Everything you need to know when commissioning an illustrator
4 November 2019 12:03pm
We’ve all been there. You’ve been tasked with a new project, and while it looks pretty straightforward as an idea, you don’t have a clue about any of the actual steps needed to reach the goal. Of course, these seemingly obvious things don’t often get their Wiki How articles but that’s exactly where we step in.
If you’re about to work with an illustrator, here’s what you need to know.
First, let’s talk about budgets
It’s the thing no one wants to talk about. There just isn’t a one size fits all answer here. Prices vary, as do pricing models. Some illustrators might charge you by the hour, some will charge per project; the latter of which generally comes with two rounds of revisions, so making adjustments won’t come at an extra. Handy.

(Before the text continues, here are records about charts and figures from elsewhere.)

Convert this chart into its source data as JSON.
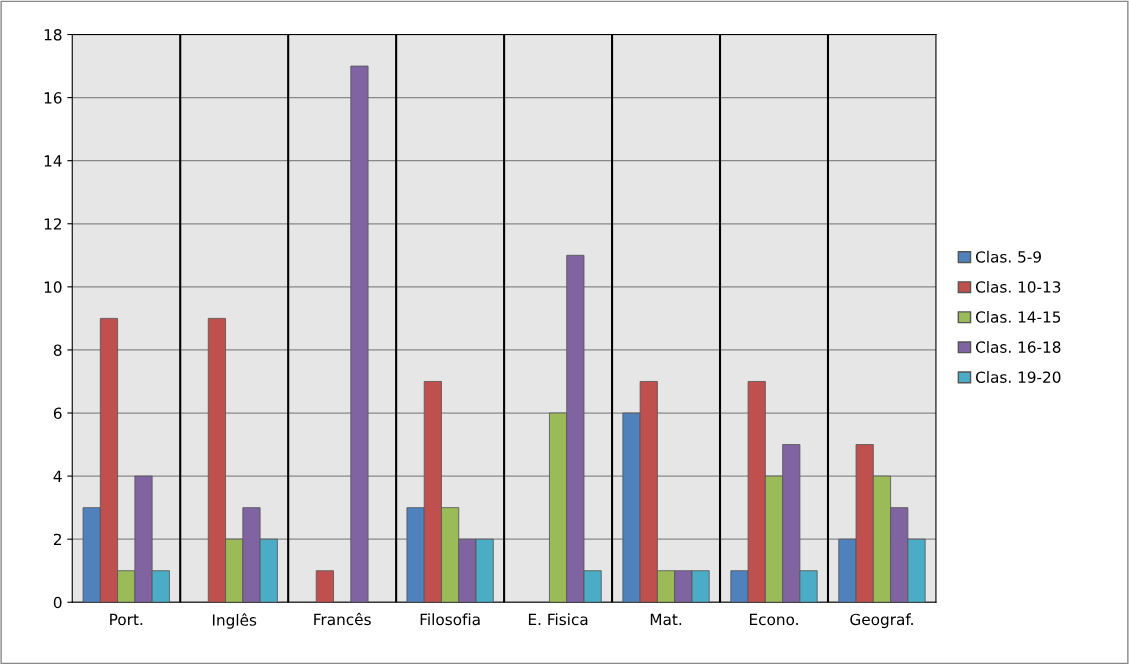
{
  "chart_data": {
    "type": "bar",
    "categories": [
      "Port.",
      "Inglês",
      "Francês",
      "Filosofia",
      "E. Fisica",
      "Mat.",
      "Econo.",
      "Geograf."
    ],
    "series": [
      {
        "name": "Clas. 5-9",
        "color": "#4f81bd",
        "values": [
          3,
          0,
          0,
          3,
          0,
          6,
          1,
          2
        ]
      },
      {
        "name": "Clas. 10-13",
        "color": "#c0504d",
        "values": [
          9,
          9,
          1,
          7,
          0,
          7,
          7,
          5
        ]
      },
      {
        "name": "Clas. 14-15",
        "color": "#9bbb59",
        "values": [
          1,
          2,
          0,
          3,
          6,
          1,
          4,
          4
        ]
      },
      {
        "name": "Clas. 16-18",
        "color": "#8064a2",
        "values": [
          4,
          3,
          17,
          2,
          11,
          1,
          5,
          3
        ]
      },
      {
        "name": "Clas. 19-20",
        "color": "#4bacc6",
        "values": [
          1,
          2,
          0,
          2,
          1,
          1,
          1,
          2
        ]
      }
    ],
    "ylim": [
      0,
      18
    ],
    "yticks": [
      0,
      2,
      4,
      6,
      8,
      10,
      12,
      14,
      16,
      18
    ],
    "grid": true,
    "legend": "right"
  }
}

There are so many variables that can and will affect the pricing, but a single simple illustration will cost you an illustrator's day rate. This is a starting point only and many things can increase it; whether it be the complexity of the work, the experience of the illustrator, the usage of the work or even how big the company commissioning the work is.
Being big on Insta doesn’t always mean a mark-up on their rates but £100 is not enough, even if someone does say yes to it.
Next up, the brief
Know what you want. Be sure of the concept and clear on what you are trying to achieve. Also, where will it sit? Will it be print or digital? What will it be printed on? A magazine page, or a t-shirt or a beer can? Where will it be seen? How long will it be seen for? What are the dimensions? All of this will have an impact on the deliverables (and the price).
Don’t be afraid to be obvious with any of this.
Are there any brand guidelines to keep in mind? Do you have to use specific colours or refrain from certain ones? Are there any logos or icons that need to be included within the artwork? Are there any themes that absolutely do not belong in an illustration representing your brand? Spell it out.
Provide visual references if you already have an idea in your head. It’ll be a waste of time to let an illustrator run wild, only to deliver something that doesn’t align with your vision of it. Visual references save time! But, if you trust the artist and want to let them do their thing, be clear on the concept, send them brand guidelines et voila.
This applies to feedback, too. Be clear about the changes you want.
Now, about the timeline
When do you need this finished by? Set the deadline a day or two before this to account for whatever may happen, but allow the artist time to work on it. A good rule of thumb is to have at least three days to allow for feedback and revisions, but speak to the illustrator and work out a timeline that suits you both.
Good work won’t be boshed out in an afternoon.
Let’s skip back to the very beginning now and find an illustrator
Honestly, the AOI provides a really great database of UK illustrators. You’ll likely be able to find your match there and be done with it.
But, if you want to dig deeper, Instagram can be a handy resource. You might find someone from your explore feed who ticks all the right boxes, or you can delve into hashtag challenges to find a 20-year-old who lives across the world, has 800 followers and whose work hits all the right spots. The similar accounts button is also a godsend!
Do you have any favourite magazines? I owe it to It’s Nice That for introducing me to many cool creatives but I come across talented people sometimes even when reading the morning news. What about the walls of your favourite shops, bars and cafes? Art is everywhere and Google’s reverse image search is your friend.
This may sound obvious but be sure to pick someone whose style aligns with what you have in mind. You might be inclined to work with a friend who happens to be an illustrator but it’ll be a drag for everyone if they have to reinvent their whole aesthetic just to fulfil your brief.
One last piece of advice? Trust their creative direction. You’ve chosen this illustrator for a reason.